Given a string, S, of length m, a suffix tree for S is a rooted directed tree with m leaves corresponding to the m suffixes of S. Each edge is labeled with a substring of S in such a way that the edge labels on any path from the root to a leaf spell out the suffix corresponding to that leaf when concatenated. No two edges out of a node begin with the same letter, and every internal node has at least two children (except possibly the root).
Definition: The string-depth of a node is the length of the string that leads to that node. A path that ends in the middle of an edge is said to split that edge.
Implicit suffix tree: An implicit suffix tree can be formed by building a suffix tree for S$ (the string S followed by a character not occurring in S) then removing every $, edges with no labels, and nodes with fewer than two children.

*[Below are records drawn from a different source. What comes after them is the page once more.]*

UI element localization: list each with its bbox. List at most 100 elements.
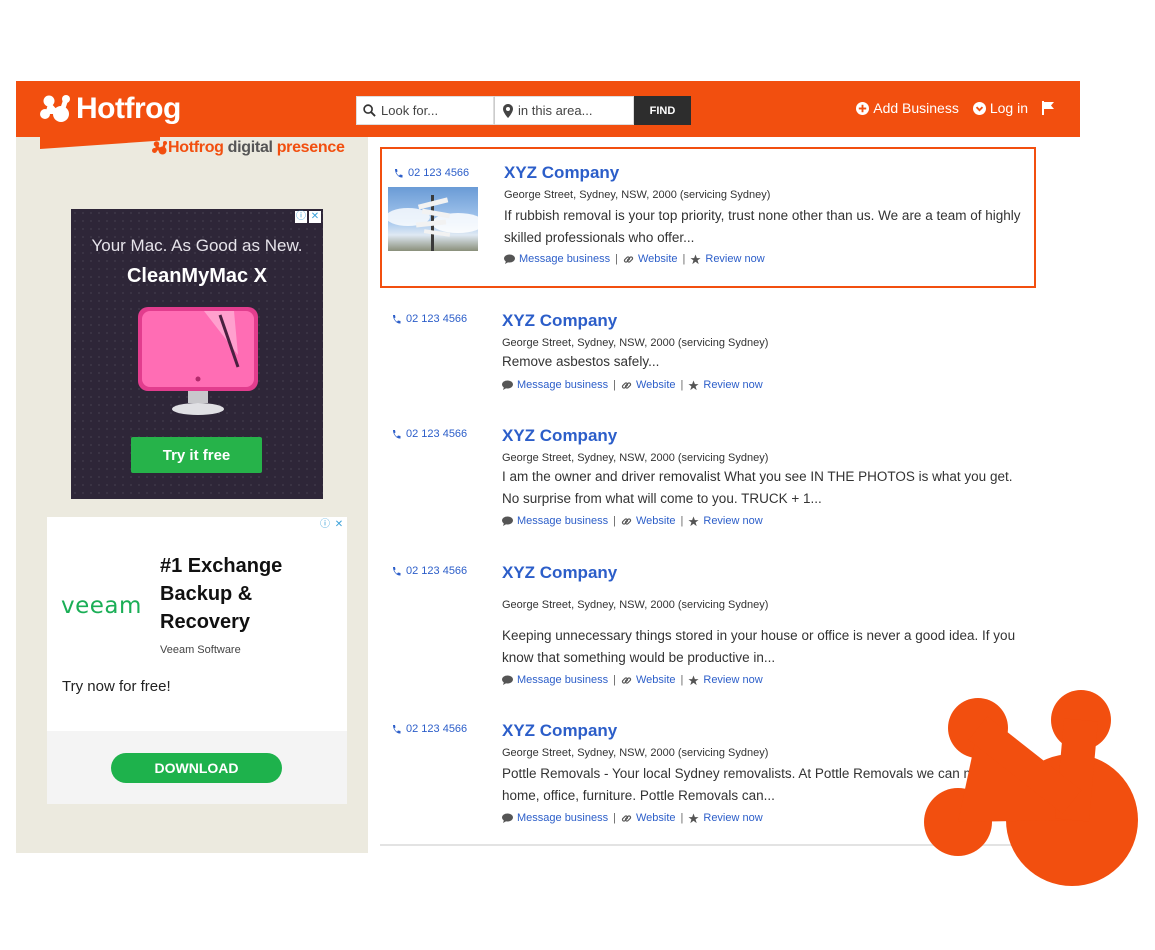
top-navigation-bar: Hotfrog FIND <box>16 81 1080 137</box>
listing-company-name[interactable]: XYZ Company <box>502 721 617 741</box>
hotfrog-digital-presence-logo: Hotfrog digital presence <box>152 139 345 157</box>
link-separator: | <box>613 379 616 391</box>
hotfrog-large-mark-icon <box>924 690 1138 886</box>
link-icon <box>621 676 632 684</box>
chevron-down-circle-icon <box>972 101 986 115</box>
listing-actions: Message business | Website | Review now <box>502 674 763 686</box>
website-link[interactable]: Website <box>636 379 676 391</box>
listing-company-name[interactable]: XYZ Company <box>504 163 619 183</box>
flag-button[interactable] <box>1042 101 1058 115</box>
hotfrog-logo[interactable]: Hotfrog <box>40 89 181 129</box>
phone-icon <box>393 566 401 576</box>
location-box[interactable] <box>494 96 634 125</box>
message-business-link[interactable]: Message business <box>517 379 608 391</box>
listing-company-name[interactable]: XYZ Company <box>502 563 617 583</box>
veeam-cta-text: Try now for free! <box>62 678 171 695</box>
review-now-link[interactable]: Review now <box>703 674 762 686</box>
link-separator: | <box>613 515 616 527</box>
ad-close-icon[interactable]: ✕ <box>309 211 321 223</box>
listing-company-name[interactable]: XYZ Company <box>502 426 617 446</box>
browser-page: Hotfrog FIND <box>16 81 1080 853</box>
download-button[interactable]: DOWNLOAD <box>111 753 282 783</box>
ad-info-icon[interactable]: ⓘ <box>295 211 307 223</box>
message-business-link[interactable]: Message business <box>517 515 608 527</box>
listing-phone[interactable]: 02 123 4566 <box>392 565 467 577</box>
brand-tag-presence: presence <box>276 139 345 156</box>
listing-phone[interactable]: 02 123 4566 <box>392 723 467 735</box>
link-icon <box>621 517 632 525</box>
website-link[interactable]: Website <box>636 674 676 686</box>
review-now-link[interactable]: Review now <box>703 812 762 824</box>
log-in-label: Log in <box>989 100 1028 116</box>
veeam-logo: veeam <box>61 593 142 619</box>
listing-company-name[interactable]: XYZ Company <box>502 311 617 331</box>
add-business-link[interactable]: Add Business <box>856 100 959 116</box>
find-button[interactable]: FIND <box>634 96 691 125</box>
message-business-link[interactable]: Message business <box>519 253 610 265</box>
phone-icon <box>393 429 401 439</box>
cleanmymac-ad[interactable]: ⓘ ✕ Your Mac. As Good as New. CleanMyMac… <box>71 209 323 499</box>
link-separator: | <box>682 253 686 265</box>
veeam-headline: #1 Exchange Backup & Recovery <box>160 555 283 633</box>
ad-choices-controls: ⓘ ✕ <box>295 211 321 223</box>
listing-actions: Message business | Website | Review now <box>504 253 765 265</box>
listing-address: George Street, Sydney, NSW, 2000 (servic… <box>502 747 769 759</box>
chat-bubble-icon <box>502 516 513 526</box>
link-separator: | <box>613 674 616 686</box>
website-link[interactable]: Website <box>636 812 676 824</box>
listing-address: George Street, Sydney, NSW, 2000 (servic… <box>502 452 769 464</box>
phone-icon <box>395 168 403 178</box>
review-now-link[interactable]: Review now <box>703 515 762 527</box>
star-icon <box>688 515 699 526</box>
add-business-label: Add Business <box>873 100 959 116</box>
pink-monitor-icon <box>138 307 258 415</box>
ad-info-icon[interactable]: ⓘ <box>319 519 331 531</box>
listing-actions: Message business | Website | Review now <box>502 379 763 391</box>
flag-icon <box>1042 101 1054 115</box>
message-business-link[interactable]: Message business <box>517 674 608 686</box>
link-separator: | <box>613 812 616 824</box>
brand-tag-hotfrog: Hotfrog <box>168 139 224 156</box>
listing-phone[interactable]: 02 123 4566 <box>392 428 467 440</box>
brand-tag-digital: digital <box>227 139 273 156</box>
listing-phone[interactable]: 02 123 4566 <box>394 167 469 179</box>
website-link[interactable]: Website <box>638 253 678 265</box>
search-input[interactable] <box>379 102 483 119</box>
listing-address: George Street, Sydney, NSW, 2000 (servic… <box>504 189 771 201</box>
search-what-box[interactable] <box>356 96 494 125</box>
message-business-link[interactable]: Message business <box>517 812 608 824</box>
ad-choices-controls: ⓘ ✕ <box>319 519 345 531</box>
header-accent-tab <box>40 137 160 149</box>
link-separator: | <box>680 515 684 527</box>
try-it-free-button[interactable]: Try it free <box>131 437 262 473</box>
listing-phone[interactable]: 02 123 4566 <box>392 313 467 325</box>
star-icon <box>688 674 699 685</box>
listing-item[interactable]: 02 123 4566 XYZ Company George Street, S… <box>380 411 1036 550</box>
review-now-link[interactable]: Review now <box>705 253 764 265</box>
search-bar: FIND <box>356 96 691 125</box>
search-icon <box>363 104 376 117</box>
log-in-link[interactable]: Log in <box>972 100 1028 116</box>
listing-address: George Street, Sydney, NSW, 2000 (servic… <box>502 599 769 611</box>
star-icon <box>688 379 699 390</box>
listing-item[interactable]: 02 123 4566 XYZ Company George Street, S… <box>380 147 1036 288</box>
link-icon <box>621 814 632 822</box>
chat-bubble-icon <box>502 675 513 685</box>
link-icon <box>621 381 632 389</box>
chat-bubble-icon <box>502 380 513 390</box>
website-link[interactable]: Website <box>636 515 676 527</box>
hotfrog-frog-icon <box>40 95 70 122</box>
listing-item[interactable]: 02 123 4566 XYZ Company George Street, S… <box>380 295 1036 413</box>
ad-close-icon[interactable]: ✕ <box>333 519 345 531</box>
link-separator: | <box>680 812 684 824</box>
star-icon <box>690 253 701 264</box>
chat-bubble-icon <box>504 254 515 264</box>
listing-actions: Message business | Website | Review now <box>502 812 763 824</box>
listing-photo-signpost[interactable] <box>388 187 478 251</box>
hotfrog-small-frog-icon <box>152 141 167 155</box>
cleanmymac-tagline: Your Mac. As Good as New. <box>91 236 303 255</box>
veeam-ad[interactable]: ⓘ ✕ veeam #1 Exchange Backup & Recovery … <box>47 517 347 804</box>
review-now-link[interactable]: Review now <box>703 379 762 391</box>
location-input[interactable] <box>516 102 620 119</box>
phone-icon <box>393 314 401 324</box>
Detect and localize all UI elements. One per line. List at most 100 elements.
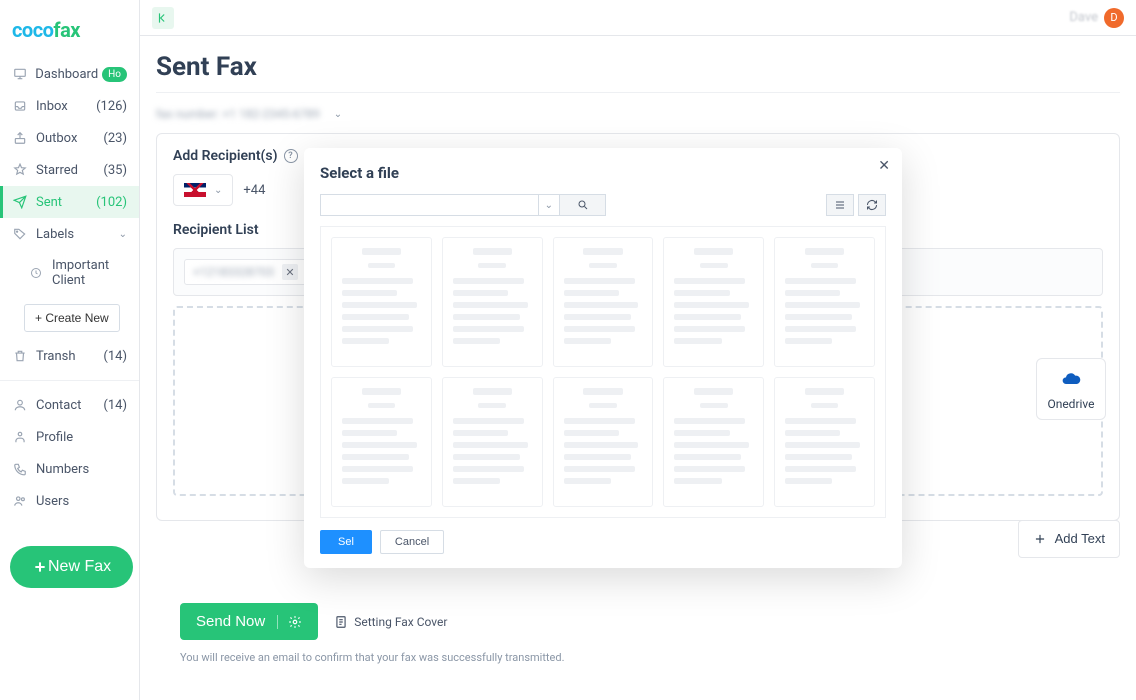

Ukkonen's algorithm forms the implicit suffix tree for the prefix S[1..i+1] from the implicit suffix tree for S[1..i] in phase i, which consists of i+1 extensions, extending the suffix S[j..i] to S[j..i+1] according to the following rules:
Extension rule 1: If S[j..i] ends at a leaf, the character S(i+1) is added to the label of that leaf.
Extension rule 2: If no path from the end of S[j..i] starts with S(i+1) a new leaf edge (to a leaf numbered j) is created. A new node needs to be created if S[j..i] ended in the middle of an edge.
Extension rule 3: If a path from the end of S[j..i] already starts with S(i+1) nothing needs to be done.
Definition: A suffix link goes from a node labeled xw to a node, s(v), labelled w. x is a single letter and w is a string (possibly empty).
Single extension algorithm:
Speedup trick 1: When following a path that must exist in the tree, just match the first letter on each edge
Edge label compression: Label edges with the pair of integers (begin position, end position) instead of explicitly giving the letters labeling the edge
Speedup trick 2: In any phase, when extension rule 3 first applies, that phase can be ended
Speedup trick 3: Label leaves (begin position, end of string) where "end of string" is a global position variable that is equal to i+1 in phase i+1.